L'ultime renoncement du quinquennat, le seul qui serait positif
François Hollande se prépare malgré son bilan calamiteux, regrette Philippe Bilger.
Pour le magistrat honoraire, le président n'a pas les moyens de réunir jusqu'à son propre camp et se défausse en critiques virulentes contre l'opposition.
Chaque semaine, Philippe Bilger prend la parole, en toute liberté, dans FigaroVox. Il est magistrat honoraire et président de l'Institut de la parole. Il tient le blog Justice au singulier et est l'auteur de Ordre et désordres paru aux Éditions Le Passeur en avril 2015.
François Hollande distille ses confidences pour 2017.
Sont-elles bien nécessaires alors que plus personne ne doute du fait qu'il sera à nouveau candidat et qu'il y a une forme d'ironie, voire de cynisme de sa part à feindre des hésitations qu'il n'a plus depuis longtemps?
Ce qui me semble surréaliste est la manière dont on nous présente déjà sa future argumentation et dont lui-même se pourlèche l'esprit devant ce qu'il élabore et qui sera d'abord caractérisé par une critique virulente des projets de l'Opposition.
Car en dehors de cette charge qui a déjà commencé - le candidat pointe depuis des mois sous le président -, on perçoit l'extrême difficulté qui sera la sienne. Sur quelles réussites pourrait-il s'appuyer, quelles actions pourrait-il invoquer, de quelle adhésion pourrait-il se réclamer? Le bilan économique et financier est médiocre. Aucun des résultats promis en 2012 n'est à l'ordre du jour. A peine s'est-on vanté d'une baisse mensuelle du chômage que celui-ci reprend. La croissance, quand on l'a annoncée et qu'elle a paru répondre aux vœux du gouvernement, tourne court. La politique de François Hollande ressemble dramatiquement à une Sœur Anne qui désespérément ne verrait jamais rien venir.

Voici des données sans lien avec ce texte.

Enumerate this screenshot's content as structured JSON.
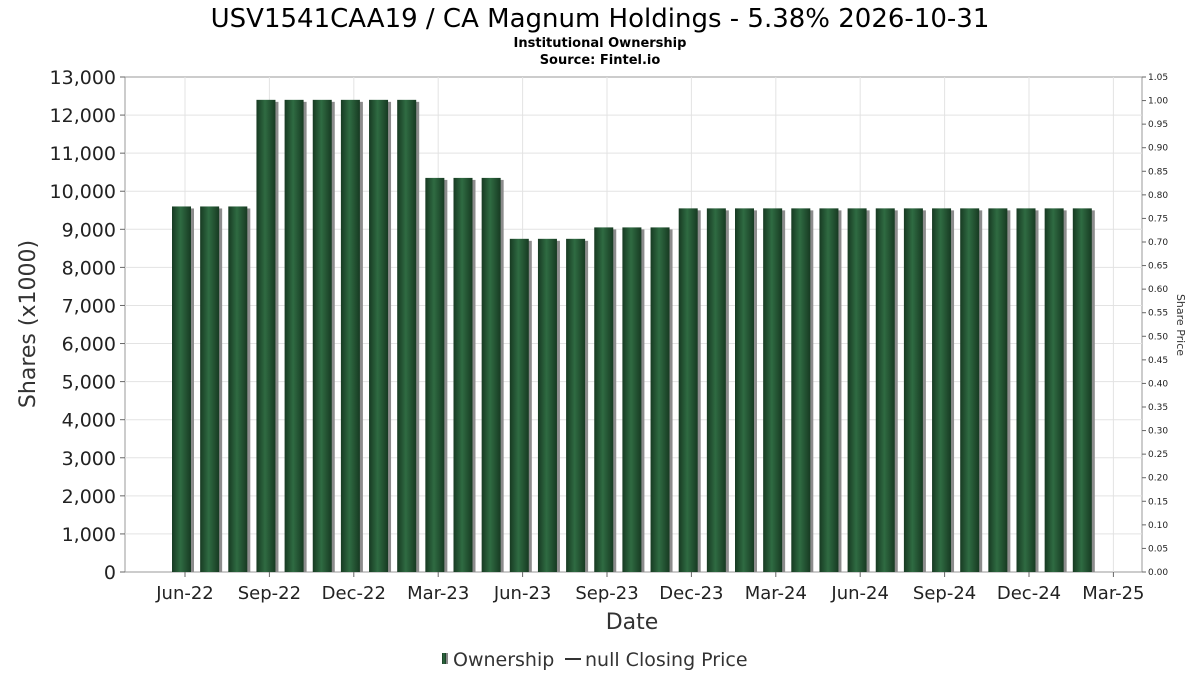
{
  "chart_data": {
    "type": "bar",
    "title": "USV1541CAA19 / CA Magnum Holdings - 5.38% 2026-10-31",
    "subtitle": [
      "Institutional Ownership",
      "Source: Fintel.io"
    ],
    "xlabel": "Date",
    "ylabel": "Shares (x1000)",
    "y2label": "Share Price",
    "ylim": [
      0,
      13000
    ],
    "y2lim": [
      0,
      1.05
    ],
    "y_ticks": [
      "0",
      "1,000",
      "2,000",
      "3,000",
      "4,000",
      "5,000",
      "6,000",
      "7,000",
      "8,000",
      "9,000",
      "10,000",
      "11,000",
      "12,000",
      "13,000"
    ],
    "y2_ticks": [
      "0.00",
      "0.05",
      "0.10",
      "0.15",
      "0.20",
      "0.25",
      "0.30",
      "0.35",
      "0.40",
      "0.45",
      "0.50",
      "0.55",
      "0.60",
      "0.65",
      "0.70",
      "0.75",
      "0.80",
      "0.85",
      "0.90",
      "0.95",
      "1.00",
      "1.05"
    ],
    "x_tick_labels": [
      "Jun-22",
      "Sep-22",
      "Dec-22",
      "Mar-23",
      "Jun-23",
      "Sep-23",
      "Dec-23",
      "Mar-24",
      "Jun-24",
      "Sep-24",
      "Dec-24",
      "Mar-25"
    ],
    "grid": true,
    "legend_position": "bottom",
    "series": [
      {
        "name": "Ownership",
        "color": "#1e4a2c",
        "values": [
          9600,
          9600,
          9600,
          12400,
          12400,
          12400,
          12400,
          12400,
          12400,
          10350,
          10350,
          10350,
          8750,
          8750,
          8750,
          9050,
          9050,
          9050,
          9550,
          9550,
          9550,
          9550,
          9550,
          9550,
          9550,
          9550,
          9550,
          9550,
          9550,
          9550,
          9550,
          9550,
          9550
        ]
      },
      {
        "name": "null Closing Price",
        "color": "#333333",
        "values": []
      }
    ]
  }
}
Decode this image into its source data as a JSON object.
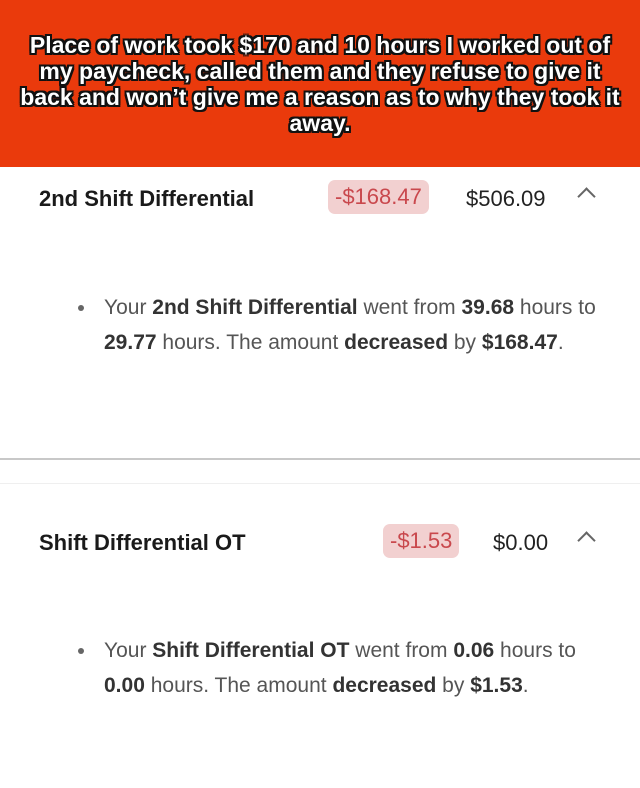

Je ne mentionne même pas l'essentiel qui depuis 2015 aurait pu représenter, à cause des tragédies terroristes que la France a subies, pour le président de la République, un actif indéniable. Mais les sondages - le dernier en date sur Atlantico - ne cessent de mesurer le discrédit du gouvernement même dans sa lutte contre l'islamisme meurtrier. L'opposition est jugée largement plus crédible et la police qui est le bras armé d'une démocratie est plébiscitée ce qui manifeste bien que la cible n'est que le pouvoir socialiste. A cause de son impuissance sur ce plan capital comme sur les autres registres.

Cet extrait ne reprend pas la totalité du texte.